What is a right? A right is a gift from God that extends from our humanity. Thinkers from St. Thomas Aquinas, to Thomas Jefferson, to the Rev. Dr. Martin Luther King, Jr., to Pope John Paul II have all argued that our rights are a natural part of our humanity. We own our bodies, thus we own the gifts that emanate from our bodies. So, our right to life, our right to develop our personalities, our right to think as we wish, to say what we think, to publish what we say, our right to worship or not worship, our right to travel, to defend ourselves, to use our own property as we see fit, our right to due process – fairness – from the government, and our right to be left alone, are all rights that stem from our humanity. These are natural rights that we are born with. The government doesn’t give them to us and the government doesn’t pay for them and the government can’t take them away, unless a jury finds that we have violated someone else’s rights.
What is a good? A good is something we want or need. In a sense, it is the opposite of a right. We have our rights from birth, but we need our parents when we are children and we need ourselves as adults to purchase the goods we require for existence.

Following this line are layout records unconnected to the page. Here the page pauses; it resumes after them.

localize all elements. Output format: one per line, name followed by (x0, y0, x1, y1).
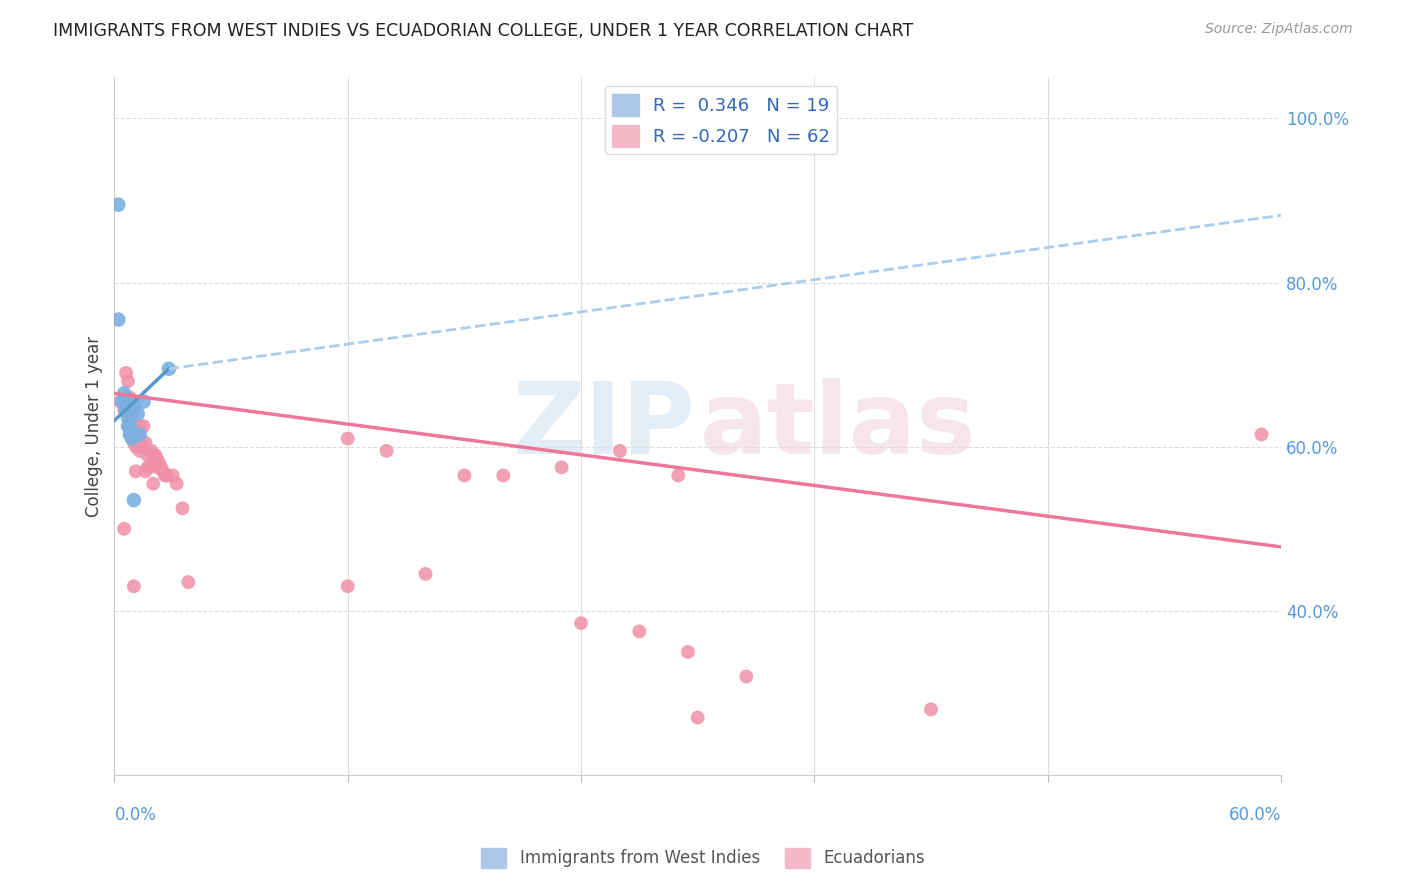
Point (735, 669, 758, 683)
Y-axis label: College, Under 1 year: College, Under 1 year (86, 335, 103, 516)
Point (107, 197, 129, 211)
Point (128, 443, 150, 458)
Point (134, 435, 156, 450)
Point (111, 394, 134, 409)
Point (107, 312, 129, 326)
Text: 60.0%: 60.0% (1229, 806, 1281, 824)
Point (609, 443, 631, 458)
Point (132, 440, 155, 454)
Text: ZIP: ZIP (513, 377, 696, 475)
Point (122, 493, 145, 508)
Point (127, 435, 149, 450)
Text: atlas: atlas (699, 377, 976, 475)
Point (1250, 427, 1272, 442)
Point (157, 361, 180, 376)
Point (121, 407, 143, 421)
Point (142, 448, 165, 462)
Point (138, 460, 160, 475)
Point (172, 501, 194, 516)
Point (150, 460, 173, 475)
Point (121, 411, 143, 425)
Point (125, 440, 148, 454)
Point (112, 394, 135, 409)
Point (146, 460, 169, 475)
Point (117, 374, 139, 388)
Point (336, 432, 359, 446)
Point (134, 464, 156, 478)
Point (375, 443, 398, 458)
Point (177, 575, 200, 590)
Point (115, 366, 138, 380)
Point (115, 391, 138, 405)
Point (453, 468, 475, 483)
Point (569, 616, 592, 631)
Point (136, 448, 159, 462)
Point (112, 386, 135, 401)
Text: 0.0%: 0.0% (114, 806, 156, 824)
Point (118, 427, 141, 442)
Point (127, 432, 149, 446)
Point (118, 391, 141, 405)
Legend: R =  0.346   N = 19, R = -0.207   N = 62: R = 0.346 N = 19, R = -0.207 N = 62 (605, 87, 838, 154)
Point (128, 427, 150, 442)
Legend: Immigrants from West Indies, Ecuadorians: Immigrants from West Indies, Ecuadorians (475, 841, 931, 875)
Point (121, 432, 143, 446)
Text: IMMIGRANTS FROM WEST INDIES VS ECUADORIAN COLLEGE, UNDER 1 YEAR CORRELATION CHAR: IMMIGRANTS FROM WEST INDIES VS ECUADORIA… (53, 22, 914, 40)
Point (492, 468, 515, 483)
Point (143, 448, 166, 462)
Point (686, 710, 709, 724)
Point (153, 468, 176, 483)
Point (131, 440, 153, 454)
Point (132, 394, 155, 409)
Point (142, 476, 165, 491)
Point (110, 394, 132, 409)
Point (122, 579, 145, 593)
Point (676, 645, 699, 659)
Point (156, 468, 179, 483)
Point (118, 419, 141, 434)
Point (152, 464, 174, 478)
Point (550, 460, 572, 475)
Point (122, 394, 145, 409)
Point (628, 624, 651, 639)
Point (115, 394, 138, 409)
Point (162, 468, 184, 483)
Point (336, 579, 359, 593)
Point (117, 411, 139, 425)
Point (118, 427, 141, 442)
Point (115, 402, 138, 417)
Point (141, 443, 163, 458)
Point (148, 456, 170, 470)
Point (136, 460, 159, 475)
Point (415, 566, 437, 581)
Point (122, 399, 145, 413)
Text: Source: ZipAtlas.com: Source: ZipAtlas.com (1205, 22, 1353, 37)
Point (117, 419, 139, 434)
Point (128, 419, 150, 434)
Point (132, 419, 155, 434)
Point (146, 452, 169, 467)
Point (166, 476, 188, 491)
Point (112, 402, 135, 417)
Point (127, 407, 149, 421)
Point (112, 522, 135, 536)
Point (666, 468, 689, 483)
Point (125, 464, 148, 478)
Point (920, 702, 942, 716)
Point (122, 435, 145, 450)
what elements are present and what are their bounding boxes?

So, food is a good, shelter is a good, clothing is a good, education is a good, a car is a good, legal representation is a good, working out at a gym is a good, and access to health care is a good. Does the government give us goods? Well, sometimes it takes money from some of us and gives that money to others. You can call that taxation or you can call it theft; but you cannot call it a right.
A right stems from our humanity. A good is something you buy or someone else buys for you.
Now, when you look at health care for what it is, when you look at the US Constitution, when you look at the history of human freedom, when you accept the American value of the primacy of the individual over the fleeting wishes of the government, it becomes apparent that those who claim that healthcare is a right simply want to extend a form of government welfare.
When I make this argument to my Big Government friends, they come back at me with…well, if people don’t have health insurance, they will just go to hospitals and we will end up paying for them anyway. Why should that be? We don’t let people steal food from a supermarket or an apartment from a landlord or clothing from a local shop. Why do we let them take healthcare from a hospital without paying for it? Well, my Big Government friends contend, that’s charity.
They are wrong again. It is impossible to be charitable with someone else’s money. Charity comes from your own heart, not from the government spending your money. When we pay our taxes to the government and it gives that money away, that’s not charity, that’s welfare. When the government takes more from us than it needs to secure our freedoms, so it can have money to give away, that’s not charity, that’s theft. And when the government forces hospitals to provide free health care to those who can’t or won’t care for themselves, that’s not charity, that’s slavery. That’s why we now have constitutional chaos, because the government steals and enslaves, and we outlawed that a long time ago.